At this point I've taken a step back. As I think I've mentioned before I don't actually do too much with CFEngine. Just a few jobs:

  • Fetch a file from the master machine and copy into the local filesystem. (Making no changes.)
  • Fetch a file from the master machine, move it to the local system after applying a simple edit. (e.g "s/##HOSTNAME##/`hostname`/g")
  • Install a package.
  • Purge a package.
  • Setup local user accounts, with ~/.ssh handled properly.
  • Apply one-line sed-style edits to files. (e.g. "s/ENABLED=no/ENABLED=yes/" /etc/default/foo)

(i.e. I don't use cron facilities, I add files to cron directories. Similarly I don't use process monitoring, instead I install the monit package and drop /etc/monit/monitrc into place.)

There is a pretty big decision to make in the future with the alternatives being:

  • Look at Chef.
  • Stick with CFEngine but start again with a better layout, with more care and attention to portability things.
  • Replace the whole mess with in-house-fu.

If we ignore the handling of local users, and sudo setup, then the tasks that remain are almost trivial.
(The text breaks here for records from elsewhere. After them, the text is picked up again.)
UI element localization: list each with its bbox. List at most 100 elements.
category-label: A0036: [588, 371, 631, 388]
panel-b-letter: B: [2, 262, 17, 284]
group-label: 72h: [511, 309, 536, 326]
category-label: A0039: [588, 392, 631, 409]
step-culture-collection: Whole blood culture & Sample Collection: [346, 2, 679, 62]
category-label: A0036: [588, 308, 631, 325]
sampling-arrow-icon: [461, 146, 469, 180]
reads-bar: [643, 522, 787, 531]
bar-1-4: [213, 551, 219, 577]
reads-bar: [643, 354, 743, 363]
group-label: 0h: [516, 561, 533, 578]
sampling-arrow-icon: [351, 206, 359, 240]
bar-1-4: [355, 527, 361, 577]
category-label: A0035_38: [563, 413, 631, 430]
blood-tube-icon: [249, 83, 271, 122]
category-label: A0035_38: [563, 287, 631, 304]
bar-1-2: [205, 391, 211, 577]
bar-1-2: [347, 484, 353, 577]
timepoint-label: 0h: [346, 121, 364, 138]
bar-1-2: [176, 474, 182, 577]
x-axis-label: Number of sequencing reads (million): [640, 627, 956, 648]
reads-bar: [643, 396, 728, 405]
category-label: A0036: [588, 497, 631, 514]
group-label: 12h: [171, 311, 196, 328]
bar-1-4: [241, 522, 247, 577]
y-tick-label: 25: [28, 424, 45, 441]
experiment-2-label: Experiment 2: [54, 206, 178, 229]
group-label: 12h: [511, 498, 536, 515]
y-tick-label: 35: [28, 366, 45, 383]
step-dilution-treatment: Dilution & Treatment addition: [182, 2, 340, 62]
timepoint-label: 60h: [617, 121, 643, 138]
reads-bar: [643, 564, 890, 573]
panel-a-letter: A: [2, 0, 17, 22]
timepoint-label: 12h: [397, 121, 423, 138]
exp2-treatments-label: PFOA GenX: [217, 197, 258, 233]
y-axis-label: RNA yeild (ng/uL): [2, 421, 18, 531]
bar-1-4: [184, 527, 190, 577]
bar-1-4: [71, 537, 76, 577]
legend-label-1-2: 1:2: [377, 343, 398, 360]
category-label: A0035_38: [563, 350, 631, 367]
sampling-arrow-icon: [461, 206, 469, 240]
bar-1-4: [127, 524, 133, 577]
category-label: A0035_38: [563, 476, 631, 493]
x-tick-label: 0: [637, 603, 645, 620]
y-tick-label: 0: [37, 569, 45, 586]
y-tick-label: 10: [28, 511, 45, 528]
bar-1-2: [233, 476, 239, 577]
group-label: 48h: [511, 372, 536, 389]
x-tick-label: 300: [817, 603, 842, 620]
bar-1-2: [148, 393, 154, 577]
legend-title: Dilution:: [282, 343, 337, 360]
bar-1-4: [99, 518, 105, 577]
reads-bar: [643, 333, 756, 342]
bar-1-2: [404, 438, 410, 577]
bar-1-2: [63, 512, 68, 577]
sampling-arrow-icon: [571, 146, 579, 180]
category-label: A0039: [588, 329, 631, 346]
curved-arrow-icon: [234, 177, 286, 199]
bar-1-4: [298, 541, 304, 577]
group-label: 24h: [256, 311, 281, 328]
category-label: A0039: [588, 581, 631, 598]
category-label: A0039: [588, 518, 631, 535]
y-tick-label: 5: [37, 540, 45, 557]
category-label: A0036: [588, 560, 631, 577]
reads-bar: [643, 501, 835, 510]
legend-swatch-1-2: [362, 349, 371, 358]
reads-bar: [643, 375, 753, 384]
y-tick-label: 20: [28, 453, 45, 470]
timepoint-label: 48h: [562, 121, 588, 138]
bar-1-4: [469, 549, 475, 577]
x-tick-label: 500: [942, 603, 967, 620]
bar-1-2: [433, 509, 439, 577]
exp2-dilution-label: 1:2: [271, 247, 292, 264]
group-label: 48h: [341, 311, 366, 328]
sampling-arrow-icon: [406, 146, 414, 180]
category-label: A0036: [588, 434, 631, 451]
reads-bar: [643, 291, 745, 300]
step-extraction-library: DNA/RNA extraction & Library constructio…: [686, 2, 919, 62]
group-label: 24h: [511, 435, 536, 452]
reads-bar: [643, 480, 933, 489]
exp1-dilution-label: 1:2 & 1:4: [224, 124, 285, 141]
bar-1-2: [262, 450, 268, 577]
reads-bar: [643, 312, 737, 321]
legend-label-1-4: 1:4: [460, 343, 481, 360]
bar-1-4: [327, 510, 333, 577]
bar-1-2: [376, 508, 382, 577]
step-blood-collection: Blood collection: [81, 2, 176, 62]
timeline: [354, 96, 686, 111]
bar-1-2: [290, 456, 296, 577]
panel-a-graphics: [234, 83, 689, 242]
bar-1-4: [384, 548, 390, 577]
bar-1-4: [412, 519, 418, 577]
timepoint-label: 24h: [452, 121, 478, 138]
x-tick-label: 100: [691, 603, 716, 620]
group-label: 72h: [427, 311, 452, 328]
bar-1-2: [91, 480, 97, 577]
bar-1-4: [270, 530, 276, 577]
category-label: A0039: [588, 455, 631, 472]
Creating a simple parser for a "toy-language" which can let you define copies, edits, and package operations would be an afternoons work. Then add some openssl key authentication and you've got a cfengine-lite.

For the moment I'm punting the decision but I'm 90% certain that the choice is CFEngine vs. Chef vs. In-House-Fu - and that puppet is no longer under consideration.

Anyway despite having taken months to arrive at this point I'm going to continue to punt. Instead my plan is to move toward using LDAP for all user management, login stuff, and sudo management. That will be useful in its own right, and it will coincidentally mean that whatever management system we do end up using will have on less task to deal with. (Which can only be a good thing.)